Later in the night, Magomedkerimov was unable to continue, so Curtis took his place in the semifinal round against Cooper.

Welterweight quarterfinal: No. 1 Glaico Franca def. No. 8 Andre Fialho by majority decision

Franca, the No. 1 seed, had some perilous moments at the start of Round 2, wobbled by a punch that sent him into survival-mode retreat. Fialho, seeded eighth, followed in pursuit and landed several crisp punches, a few of which snapped back Franca’s head, but ultimately, there was no finishing blow in the attack.

After 30 seconds of trouble, Franca turned things around by rushing in for a takedown, which provided him the respite he needed to clear his head and a controlling position to help earn him back the round.

At least, that’s the way two judges saw it, as a pair of scorecards gave Franca (22-5) a 20-18 sweep over Fialho (10-3). The other judge scored the bout a 19-19 draw. That was enough for the top seed to move on to the semifinals.

Welterweight quarterfinal: No. 6 Ray Cooper III def. No. 3 Sadibou Sy by judges’ decision (majority draw, all three judges picked Cooper)

And so the playoffs began … and boy, did they ever get off to a high-energy start. Cooper and Sy got after it right from the start, until Sy landed a kick midway through the first round that slowed Cooper (18-7-1) for a beat. Then the Hawai’ian resumed his surge forward, as he is wont to do. He dropped Sy (8-5-2), let loose a flurry trying to finish and then settled for taking control on the mat.

Before the round was over, Sy managed to get back to his feet, and he proceeded to drop Cooper and swarm him with punches before the bell. It was a tough round to score, but one thing was not in dispute: Both guys took more damage than one would want to absorb on a night when you hope to be fighting again.

Round 2 brought more damage to Cooper, as Sy landed several sapping knees to the body. One got Cooper in the groin and brought a pause in the action that served both tired fighters. But from that point on, neither man made the clearest case to distinguish himself from the other.

That was reflected in the judges’ scorecards, as the judges called the bout a majority draw (though no scores were announced). Ultimately, they sent Cooper — bloodied face and all — to the semifinals.

Showcase (non-playoff) fight: Nikolay Aleksakhin def. Jesse Ronson by first-round TKO (welterweight)

Aleksakhin and Ronson each gave as much as he took early, as the fight, a welterweight showcase, was being contested at distance.

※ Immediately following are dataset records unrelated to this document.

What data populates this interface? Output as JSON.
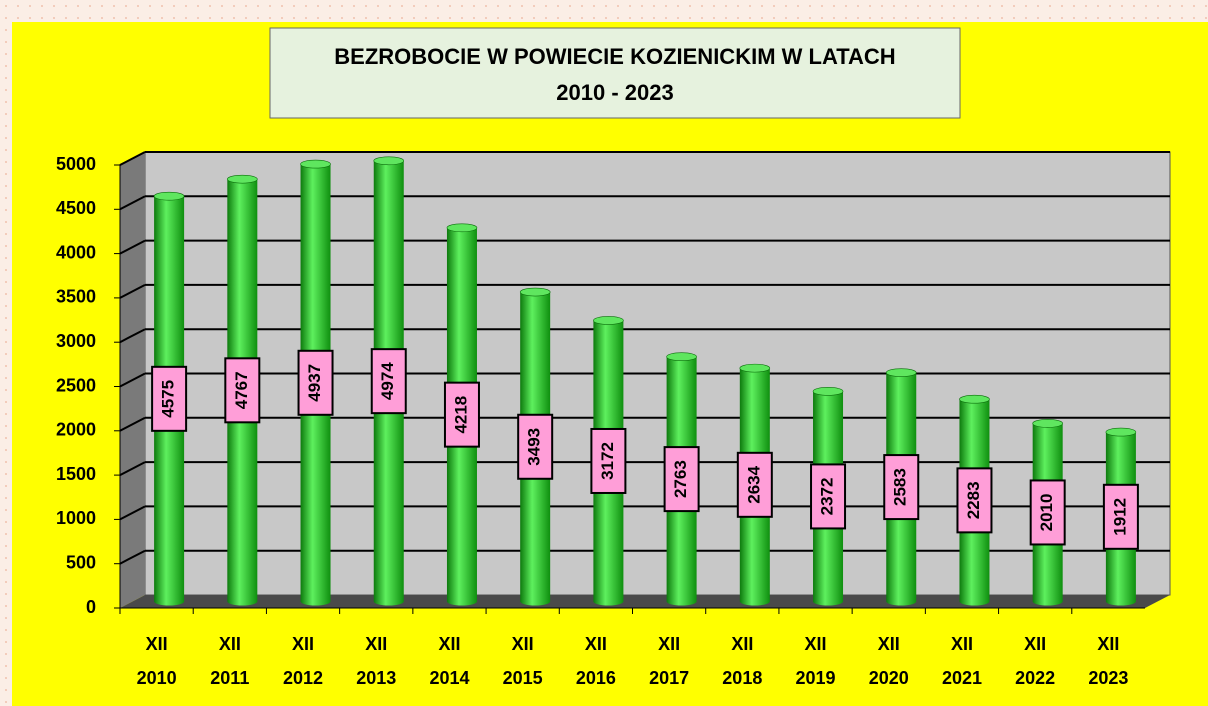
{
  "chart_data": {
    "type": "bar",
    "title": [
      "BEZROBOCIE W POWIECIE KOZIENICKIM W LATACH",
      "2010 - 2023"
    ],
    "categories": [
      [
        "XII",
        "2010"
      ],
      [
        "XII",
        "2011"
      ],
      [
        "XII",
        "2012"
      ],
      [
        "XII",
        "2013"
      ],
      [
        "XII",
        "2014"
      ],
      [
        "XII",
        "2015"
      ],
      [
        "XII",
        "2016"
      ],
      [
        "XII",
        "2017"
      ],
      [
        "XII",
        "2018"
      ],
      [
        "XII",
        "2019"
      ],
      [
        "XII",
        "2020"
      ],
      [
        "XII",
        "2021"
      ],
      [
        "XII",
        "2022"
      ],
      [
        "XII",
        "2023"
      ]
    ],
    "values": [
      4575,
      4767,
      4937,
      4974,
      4218,
      3493,
      3172,
      2763,
      2634,
      2372,
      2583,
      2283,
      2010,
      1912
    ],
    "color": "#22c322",
    "ylim": [
      0,
      5000
    ],
    "yticks": [
      0,
      500,
      1000,
      1500,
      2000,
      2500,
      3000,
      3500,
      4000,
      4500,
      5000
    ],
    "grid": true
  }
}
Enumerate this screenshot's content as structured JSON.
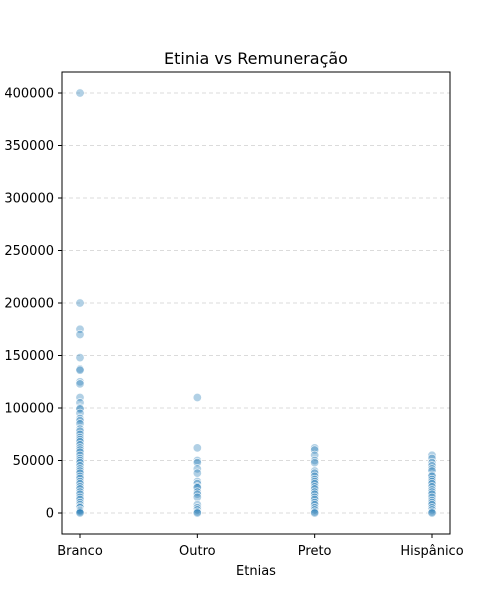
{
  "chart_data": {
    "type": "scatter",
    "title": "Etinia vs Remuneração",
    "xlabel": "Etnias",
    "ylabel": "",
    "categories": [
      "Branco",
      "Outro",
      "Preto",
      "Hispânico"
    ],
    "ylim": [
      -20000,
      420000
    ],
    "yticks": [
      0,
      50000,
      100000,
      150000,
      200000,
      250000,
      300000,
      350000,
      400000
    ],
    "ytick_labels": [
      "0",
      "50000",
      "100000",
      "150000",
      "200000",
      "250000",
      "300000",
      "350000",
      "400000"
    ],
    "grid": "y-only, dashed",
    "color": "#1f77b4",
    "point_alpha": 0.35,
    "points": [
      {
        "category": "Branco",
        "values": [
          400000,
          200000,
          175000,
          170000,
          148000,
          137000,
          136000,
          125000,
          123000,
          110000,
          105000,
          100000,
          99000,
          95000,
          90000,
          88000,
          85000,
          80000,
          78000,
          75000,
          72000,
          70000,
          68000,
          65000,
          62000,
          60000,
          58000,
          55000,
          52000,
          50000,
          48000,
          45000,
          42000,
          40000,
          38000,
          35000,
          33000,
          30000,
          28000,
          25000,
          23000,
          20000,
          18000,
          15000,
          13000,
          10000,
          8000,
          6000,
          5000,
          3000,
          2000,
          1000,
          0
        ]
      },
      {
        "category": "Outro",
        "values": [
          110000,
          62000,
          50000,
          48000,
          42000,
          38000,
          30000,
          28000,
          25000,
          24000,
          20000,
          18000,
          15000,
          8000,
          5000,
          3000,
          1000,
          0
        ]
      },
      {
        "category": "Preto",
        "values": [
          62000,
          60000,
          55000,
          50000,
          48000,
          40000,
          38000,
          35000,
          32000,
          30000,
          28000,
          25000,
          23000,
          20000,
          18000,
          15000,
          13000,
          10000,
          8000,
          5000,
          3000,
          1000,
          0
        ]
      },
      {
        "category": "Hispânico",
        "values": [
          55000,
          52000,
          48000,
          45000,
          42000,
          40000,
          36000,
          35000,
          32000,
          30000,
          28000,
          25000,
          22000,
          20000,
          18000,
          15000,
          12000,
          10000,
          8000,
          5000,
          3000,
          1000,
          0
        ]
      }
    ]
  }
}
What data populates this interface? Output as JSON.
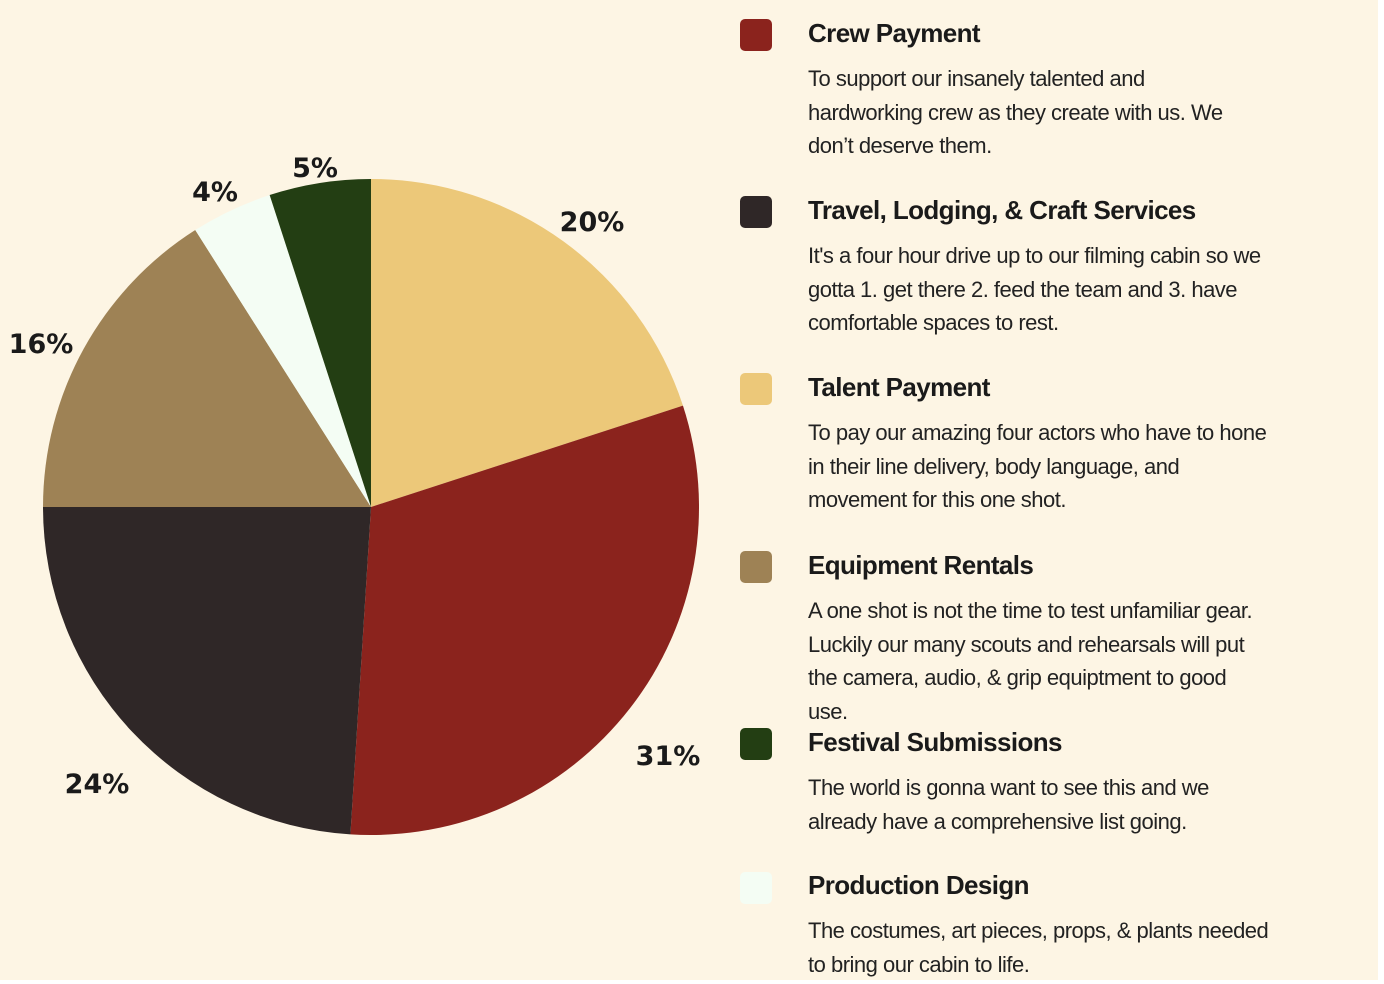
{
  "chart_data": {
    "type": "pie",
    "start_angle_deg": 0,
    "direction": "clockwise",
    "slices": [
      {
        "label": "Talent Payment",
        "value": 20,
        "value_label": "20%",
        "color": "#ecc879"
      },
      {
        "label": "Crew Payment",
        "value": 31,
        "value_label": "31%",
        "color": "#8b231d"
      },
      {
        "label": "Travel, Lodging, & Craft Services",
        "value": 24,
        "value_label": "24%",
        "color": "#2f2727"
      },
      {
        "label": "Equipment Rentals",
        "value": 16,
        "value_label": "16%",
        "color": "#9e8255"
      },
      {
        "label": "Production Design",
        "value": 4,
        "value_label": "4%",
        "color": "#f4fdf4"
      },
      {
        "label": "Festival Submissions",
        "value": 5,
        "value_label": "5%",
        "color": "#233e13"
      }
    ]
  },
  "legend": {
    "items": [
      {
        "title": "Crew Payment",
        "color": "#8b231d",
        "description": "To support our insanely talented and\nhardworking crew as they create with us. We\ndon’t deserve them."
      },
      {
        "title": "Travel, Lodging, & Craft Services",
        "color": "#2f2727",
        "description": "It's a four hour drive up to our filming cabin so we\ngotta 1. get there 2. feed the team and 3. have\ncomfortable spaces to rest."
      },
      {
        "title": "Talent Payment",
        "color": "#ecc879",
        "description": "To pay our amazing four actors who have to hone\nin their line delivery, body language, and\nmovement for this one shot."
      },
      {
        "title": "Equipment Rentals",
        "color": "#9e8255",
        "description": "A one shot is not the time to test unfamiliar gear.\nLuckily our many scouts and rehearsals will put\nthe  camera, audio, & grip equiptment  to good\nuse."
      },
      {
        "title": "Festival Submissions",
        "color": "#233e13",
        "description": "The world is gonna want to see this and we\nalready have a comprehensive list going."
      },
      {
        "title": "Production Design",
        "color": "#f4fdf4",
        "description": "The costumes, art pieces, props, & plants needed\nto bring our cabin to life."
      }
    ]
  }
}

But when they engaged in a clinch midway through the first round, the Russian landed a knee to the body that spelled the end.

Ronson (20-10) crumbled to the mat, and Aleksakhin (25-5) pounced with a lightning flurry of lefts and rights until the referee pulled him away at 3:37 of the round, stopping the fight. With a victory in his pocket, the 28-year-old Aleksakhin got to sit back and do some scouting as the 170-pound playoff bouts followed. Aleksakhin will compete in the 2020 PFL season.

Showcase (non-playoff) fight: Brendan Loughnane def. Matt Wagy by unanimous decision (featherweight)

The big takeaway from Loughnane’s PFL debut: He didn’t attempt a takedown until Round 3, and neither of the two he landed did a thing for him. Judge for yourself whether he learned his lesson from his previous fight, a lopsided June victory on Dana White’s Contender Series that did not get him a UFC contract because White hated seeing him go for a takedown late in a fight he was winning big.

But that didn’t stop the PFL from signing the 29-year-old British featherweight for the 2020 season. In this card-opening showcase fight, Loughnane (18-3) looked just fine on his feet. His legs were his best friend, with his footwork and kicks to the body and legs keeping Wagy (13-7) out of range the whole way. The judges scored it 30-26, 30-27, 30-27.